Um e-mail de 13 de novembro de 2007, incluído pela Lava-Jato na representação que fundamentou as buscas da operação da semana passada, revela muito sobre como funcionava a rede de proteção que mantinha — não com muito sucesso, diga-se — a vida de luxos de Fábio Luís Lula da Silva no anonimato. Em mensagem batizada de “Mocó dos Pica-Pau”, endereçada a Kalil Bittar e Jonas Suassuna, o "menino de ouro", preocupado com o apartamento que estava prestes a alugar em São Paulo por R$ 7 mil reais, pede que todas as contas relacionadas ao imóvel sejam registradas no nome da Gol, empresa de Jonas Suassuna

Para justificar o repasse, Lulinha usa os porteiros do prédio: “Como eu disse ao Jonas, na semana passada, acho ruim tudo relacionado ao apartamento ficar em meu nome. Não é nada demais, mesmo porque eu atualmente tenho condições de arcar com os custos do mesmo, mas quando as contas começam a chegar em meu nome, em menos de uma semana os porteiros se comunicam, que contam para as empregadas, que contam para os vizinhos, que estudam em frente, que contam para deus e o mundo, ou seja, vai ser um inferno”. Na mesma mensagem, o ex-catador de bosta de elefante deixa claro que “o Jonas concordou comigo que podemos fazer tudo em nome da Gol”.
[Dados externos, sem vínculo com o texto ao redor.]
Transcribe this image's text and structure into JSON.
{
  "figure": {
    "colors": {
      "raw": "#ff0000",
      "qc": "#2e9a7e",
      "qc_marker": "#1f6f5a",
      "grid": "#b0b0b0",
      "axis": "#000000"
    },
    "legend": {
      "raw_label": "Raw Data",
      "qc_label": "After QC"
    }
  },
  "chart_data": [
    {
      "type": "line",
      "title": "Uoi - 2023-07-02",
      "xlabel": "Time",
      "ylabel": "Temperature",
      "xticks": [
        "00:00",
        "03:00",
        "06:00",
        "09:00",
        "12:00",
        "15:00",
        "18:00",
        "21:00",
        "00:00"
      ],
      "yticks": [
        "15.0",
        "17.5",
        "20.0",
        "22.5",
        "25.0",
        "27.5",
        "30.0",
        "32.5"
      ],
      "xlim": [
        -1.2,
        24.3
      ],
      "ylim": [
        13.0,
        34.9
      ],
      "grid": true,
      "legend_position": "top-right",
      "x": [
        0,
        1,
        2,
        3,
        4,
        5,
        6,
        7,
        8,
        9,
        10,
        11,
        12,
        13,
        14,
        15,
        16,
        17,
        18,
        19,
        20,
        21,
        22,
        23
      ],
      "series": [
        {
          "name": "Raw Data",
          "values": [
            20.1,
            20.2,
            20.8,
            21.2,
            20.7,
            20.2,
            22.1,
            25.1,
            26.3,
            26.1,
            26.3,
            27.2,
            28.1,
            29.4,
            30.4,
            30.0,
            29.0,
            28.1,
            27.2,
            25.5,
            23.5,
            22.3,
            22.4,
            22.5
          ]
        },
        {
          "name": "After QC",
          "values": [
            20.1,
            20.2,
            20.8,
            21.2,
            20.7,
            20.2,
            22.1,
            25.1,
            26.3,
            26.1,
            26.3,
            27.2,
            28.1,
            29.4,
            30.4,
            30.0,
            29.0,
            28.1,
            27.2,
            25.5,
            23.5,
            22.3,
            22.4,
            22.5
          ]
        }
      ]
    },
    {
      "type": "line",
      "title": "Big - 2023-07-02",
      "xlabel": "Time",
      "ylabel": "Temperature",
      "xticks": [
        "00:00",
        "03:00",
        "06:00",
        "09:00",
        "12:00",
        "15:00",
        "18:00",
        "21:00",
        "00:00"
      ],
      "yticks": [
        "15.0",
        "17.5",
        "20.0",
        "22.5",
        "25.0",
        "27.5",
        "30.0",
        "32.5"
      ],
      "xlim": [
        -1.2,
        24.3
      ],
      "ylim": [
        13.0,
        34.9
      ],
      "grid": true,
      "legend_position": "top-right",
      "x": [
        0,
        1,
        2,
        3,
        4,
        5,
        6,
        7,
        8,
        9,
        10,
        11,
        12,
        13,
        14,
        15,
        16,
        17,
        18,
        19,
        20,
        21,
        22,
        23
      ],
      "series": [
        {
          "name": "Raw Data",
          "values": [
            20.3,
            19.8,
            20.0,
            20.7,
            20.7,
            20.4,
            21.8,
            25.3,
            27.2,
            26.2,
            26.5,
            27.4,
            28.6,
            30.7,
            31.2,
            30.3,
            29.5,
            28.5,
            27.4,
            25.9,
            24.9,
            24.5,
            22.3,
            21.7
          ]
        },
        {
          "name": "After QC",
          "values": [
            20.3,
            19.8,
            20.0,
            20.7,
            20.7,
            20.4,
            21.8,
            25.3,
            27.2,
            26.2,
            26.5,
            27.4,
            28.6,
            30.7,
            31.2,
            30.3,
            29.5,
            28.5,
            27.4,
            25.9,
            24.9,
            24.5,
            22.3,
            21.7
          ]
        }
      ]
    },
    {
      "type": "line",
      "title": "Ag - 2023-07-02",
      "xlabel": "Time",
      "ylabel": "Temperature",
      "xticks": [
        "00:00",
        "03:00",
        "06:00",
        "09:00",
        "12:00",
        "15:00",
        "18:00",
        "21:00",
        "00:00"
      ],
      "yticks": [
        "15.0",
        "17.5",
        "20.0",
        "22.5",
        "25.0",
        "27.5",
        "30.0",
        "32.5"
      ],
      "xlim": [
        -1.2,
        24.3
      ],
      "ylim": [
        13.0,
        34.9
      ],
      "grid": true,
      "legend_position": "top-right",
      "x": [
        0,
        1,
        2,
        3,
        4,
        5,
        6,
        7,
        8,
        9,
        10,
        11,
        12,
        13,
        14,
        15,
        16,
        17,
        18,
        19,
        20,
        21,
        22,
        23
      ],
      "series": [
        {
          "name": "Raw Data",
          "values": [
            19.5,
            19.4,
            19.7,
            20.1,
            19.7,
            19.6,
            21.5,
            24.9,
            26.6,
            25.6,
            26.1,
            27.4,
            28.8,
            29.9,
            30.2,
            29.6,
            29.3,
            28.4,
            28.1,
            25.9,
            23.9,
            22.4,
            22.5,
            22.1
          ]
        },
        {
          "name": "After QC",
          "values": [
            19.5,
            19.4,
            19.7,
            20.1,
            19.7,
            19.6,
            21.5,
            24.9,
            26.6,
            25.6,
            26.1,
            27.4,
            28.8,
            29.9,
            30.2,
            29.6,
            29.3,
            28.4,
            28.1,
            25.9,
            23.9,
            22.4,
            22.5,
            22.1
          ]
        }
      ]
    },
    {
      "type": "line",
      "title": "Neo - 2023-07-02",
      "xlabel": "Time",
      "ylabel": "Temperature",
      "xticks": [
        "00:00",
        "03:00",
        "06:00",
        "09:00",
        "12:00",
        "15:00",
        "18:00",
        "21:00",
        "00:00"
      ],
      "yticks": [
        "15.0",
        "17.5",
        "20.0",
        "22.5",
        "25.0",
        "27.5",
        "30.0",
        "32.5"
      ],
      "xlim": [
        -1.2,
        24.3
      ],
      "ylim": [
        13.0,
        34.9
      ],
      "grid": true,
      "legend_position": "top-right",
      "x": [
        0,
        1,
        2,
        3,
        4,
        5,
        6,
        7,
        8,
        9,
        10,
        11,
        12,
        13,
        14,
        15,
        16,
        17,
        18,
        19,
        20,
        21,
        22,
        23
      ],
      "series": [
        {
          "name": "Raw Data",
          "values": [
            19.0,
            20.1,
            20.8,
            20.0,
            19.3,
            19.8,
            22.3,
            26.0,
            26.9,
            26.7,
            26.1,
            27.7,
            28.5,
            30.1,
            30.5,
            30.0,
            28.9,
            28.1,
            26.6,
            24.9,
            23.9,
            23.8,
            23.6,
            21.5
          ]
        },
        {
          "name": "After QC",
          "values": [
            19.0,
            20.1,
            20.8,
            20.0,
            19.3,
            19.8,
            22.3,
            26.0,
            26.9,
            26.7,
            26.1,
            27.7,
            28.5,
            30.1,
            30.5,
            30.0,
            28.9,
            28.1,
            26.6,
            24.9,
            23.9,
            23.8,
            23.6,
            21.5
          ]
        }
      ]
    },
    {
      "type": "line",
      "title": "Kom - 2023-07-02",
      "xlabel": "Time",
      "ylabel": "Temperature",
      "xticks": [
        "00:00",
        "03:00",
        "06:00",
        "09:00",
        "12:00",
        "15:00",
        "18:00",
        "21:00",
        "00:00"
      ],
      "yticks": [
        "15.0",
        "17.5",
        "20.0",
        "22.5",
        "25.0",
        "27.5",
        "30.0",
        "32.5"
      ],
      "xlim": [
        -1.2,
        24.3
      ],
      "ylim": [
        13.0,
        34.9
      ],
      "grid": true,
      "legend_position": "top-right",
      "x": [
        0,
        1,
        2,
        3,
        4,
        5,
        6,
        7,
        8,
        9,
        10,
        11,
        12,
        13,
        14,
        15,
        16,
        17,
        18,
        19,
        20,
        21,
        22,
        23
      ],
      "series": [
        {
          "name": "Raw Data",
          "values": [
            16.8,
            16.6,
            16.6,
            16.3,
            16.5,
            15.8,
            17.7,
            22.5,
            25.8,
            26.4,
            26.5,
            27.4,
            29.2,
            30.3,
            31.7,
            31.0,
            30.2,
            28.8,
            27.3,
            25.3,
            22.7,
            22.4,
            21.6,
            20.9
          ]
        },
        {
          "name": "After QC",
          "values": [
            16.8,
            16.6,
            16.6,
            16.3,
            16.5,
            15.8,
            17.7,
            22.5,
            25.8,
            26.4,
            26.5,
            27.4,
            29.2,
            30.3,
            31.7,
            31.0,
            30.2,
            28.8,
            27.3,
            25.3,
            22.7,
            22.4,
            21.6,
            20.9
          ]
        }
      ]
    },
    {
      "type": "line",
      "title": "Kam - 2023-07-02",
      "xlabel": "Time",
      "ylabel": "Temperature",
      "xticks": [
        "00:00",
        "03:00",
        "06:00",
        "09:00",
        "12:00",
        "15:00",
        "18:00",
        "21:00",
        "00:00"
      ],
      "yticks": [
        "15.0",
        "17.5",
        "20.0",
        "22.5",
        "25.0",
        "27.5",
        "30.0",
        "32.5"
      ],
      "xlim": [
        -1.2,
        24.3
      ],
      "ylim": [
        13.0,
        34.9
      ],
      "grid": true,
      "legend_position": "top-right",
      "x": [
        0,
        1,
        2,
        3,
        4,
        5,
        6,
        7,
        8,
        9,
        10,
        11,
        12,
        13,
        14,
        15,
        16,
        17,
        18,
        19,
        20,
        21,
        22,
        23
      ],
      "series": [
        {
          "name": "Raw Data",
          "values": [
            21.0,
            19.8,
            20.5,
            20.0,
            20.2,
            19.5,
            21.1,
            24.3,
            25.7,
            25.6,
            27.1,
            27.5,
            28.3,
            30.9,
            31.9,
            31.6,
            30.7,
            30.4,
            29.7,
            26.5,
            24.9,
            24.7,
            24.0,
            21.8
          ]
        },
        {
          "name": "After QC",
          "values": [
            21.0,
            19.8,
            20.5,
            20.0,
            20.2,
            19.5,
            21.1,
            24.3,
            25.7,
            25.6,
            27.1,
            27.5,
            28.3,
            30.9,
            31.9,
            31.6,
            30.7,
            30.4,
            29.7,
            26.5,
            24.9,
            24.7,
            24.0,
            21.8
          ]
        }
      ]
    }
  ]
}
A Lava-Jato separa um capítulo da investigação para detalhar quantas mordomias semelhantes ao apartamento foram bancadas pelo sócio de Lulinha. Compras de toda natureza estão listadas na investigação. “A percepção de benefícios por Fábio Luís, assumidos e pagos por Jonas Suassuna, remonta o ano 2007. E-mails apreendidos comprovam que desde esta época Jonas, com o auxílio de Kalil Bittar, foi responsável por custear despesas de locação em imóvel ocupado por Fábio Luís, da ordem de 7.000 reais por mês”, registram os investigadores. A mensagem, por reveladora, mostra que Lulinha só conseguiu dinheiro depois do milagre da Gamecorp. Mostra também que não era só Lula que usava amigos para esconder a vida de bacana em São Paulo.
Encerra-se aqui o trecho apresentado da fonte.